The petition is calling on the White House to pressure the Dominican Republic government to stop its planned deportation of Haitian-born Dominicans.
The deportation plan was undertaken by the Dominican Republic's National Immigration Council in part as an attempt to regulate the influx of migrants from neighbouring Haiti. The two countries occupy opposite ends of the island formerly known as Hispaniola in the Caribbean Sea.
Out of the estimated 500,000 non-citizens living in the Dominican Republic, only half of them have registered, but officials say that only about 10,000 have provided sufficient documentation. So far just 300 people have been issued new registration identification.
Arian Terrill, a humanitarian aid worker and border conflict consultant working in the Dominican Republic explained that there are a number of issues that have hindered the registration process, including cost and administrative delays.
"It's an enormous financial burden for a lot of people who are already in fragile economic situation," said Terrill. The cost can sometimes amount to four to five days' worth of income. Some people have "to make a choice between filing for registration or feeding their families or going to the doctors," said Terrill.
Terrill said that in addition to long waiting times, the registration centers are often "understaffed and under capacity."
Deportation centres set up
According to Dominican officials, those who failed to register by Wednesday's deadline will be at risk of being sent to one of seven deportation centres located at the Haiti-Dominican border.
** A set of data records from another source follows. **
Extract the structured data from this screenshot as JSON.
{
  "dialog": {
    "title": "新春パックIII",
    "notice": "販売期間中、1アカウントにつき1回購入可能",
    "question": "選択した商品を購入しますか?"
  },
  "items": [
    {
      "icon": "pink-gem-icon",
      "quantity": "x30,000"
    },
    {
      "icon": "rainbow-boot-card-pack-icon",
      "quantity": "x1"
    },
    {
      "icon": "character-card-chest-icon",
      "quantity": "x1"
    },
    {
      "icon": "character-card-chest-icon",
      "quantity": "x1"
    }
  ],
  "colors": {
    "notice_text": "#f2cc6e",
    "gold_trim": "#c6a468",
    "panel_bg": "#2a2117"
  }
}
These centres, although not yet in use, have been built in the border cities of Dajabon, Independencia and Elias Pinas.
"They are in-transit shelters. We cannot hold any undocumented alien for more than 48 hours," said Immigration Agency director Ruben Dario Paulino in an interview with Dominica Today. "We will receive Haitians, clear them and verify whether they have documents or not, then prepare for their transfer."
Dominican officials have also deployed drones to assist in the patrolling of the border.
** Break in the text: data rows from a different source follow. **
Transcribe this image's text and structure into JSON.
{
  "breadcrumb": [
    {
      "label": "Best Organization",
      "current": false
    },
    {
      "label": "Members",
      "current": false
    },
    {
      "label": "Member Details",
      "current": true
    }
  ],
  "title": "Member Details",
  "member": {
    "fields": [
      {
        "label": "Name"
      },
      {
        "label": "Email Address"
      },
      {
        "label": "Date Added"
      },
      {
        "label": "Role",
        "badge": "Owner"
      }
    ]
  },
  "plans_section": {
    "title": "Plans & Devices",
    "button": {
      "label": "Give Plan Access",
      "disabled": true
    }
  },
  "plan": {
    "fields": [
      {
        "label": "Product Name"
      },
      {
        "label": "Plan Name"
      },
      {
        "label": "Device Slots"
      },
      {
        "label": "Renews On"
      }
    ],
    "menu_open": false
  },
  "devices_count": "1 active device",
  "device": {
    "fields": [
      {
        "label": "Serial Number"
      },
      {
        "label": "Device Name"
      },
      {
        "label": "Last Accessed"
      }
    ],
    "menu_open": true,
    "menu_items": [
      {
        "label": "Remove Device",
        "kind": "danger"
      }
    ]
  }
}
Haiti Libre reported that the chancellor of the National Plan of Regularization of Foreigners (PNRE) said there would be a 45-day administration period following the deadline, in which Haitian government officials would need to execute a plan to deal with the sudden influx of deportees from the Dominican Republic.
Although the Haitian government has set up "repatriation centres" along the Haitian side of the border, no official statement has been released.
In 2013, the government of the Dominican Republic ruled that anyone who had arrived in the country after 1929 and was not born of at least one parent with "Dominican blood" would be retroactively stripped of their citizenship.
Human rights groups, including Amnesty International, have criticized the ruling as xenophobic, racist and discriminatory toward Haitian-born Dominicans.
Anti-Haitian sentiments are not new in the Dominican Republic. Earlier this year, a man of Haitian descent was lynched in a public park in Santiago, the country's second-largest city.
These sentiments, Terrill said, are a result of structural discriminatory practices that span over generations.
"[Dominicans] celebrate their independence not from Spain but from Haiti," he said. "Over generations, politicians and dictators have stuck the undercurrent of anti-Haitian reservation to help further their political agendas."
The deadline for the registration program comes in the midst of national elections, with Dominican President Danilo Medina currently running for re-election.
Many people have taken to social media to express their outrage over these events using the hashtag #boycottDR.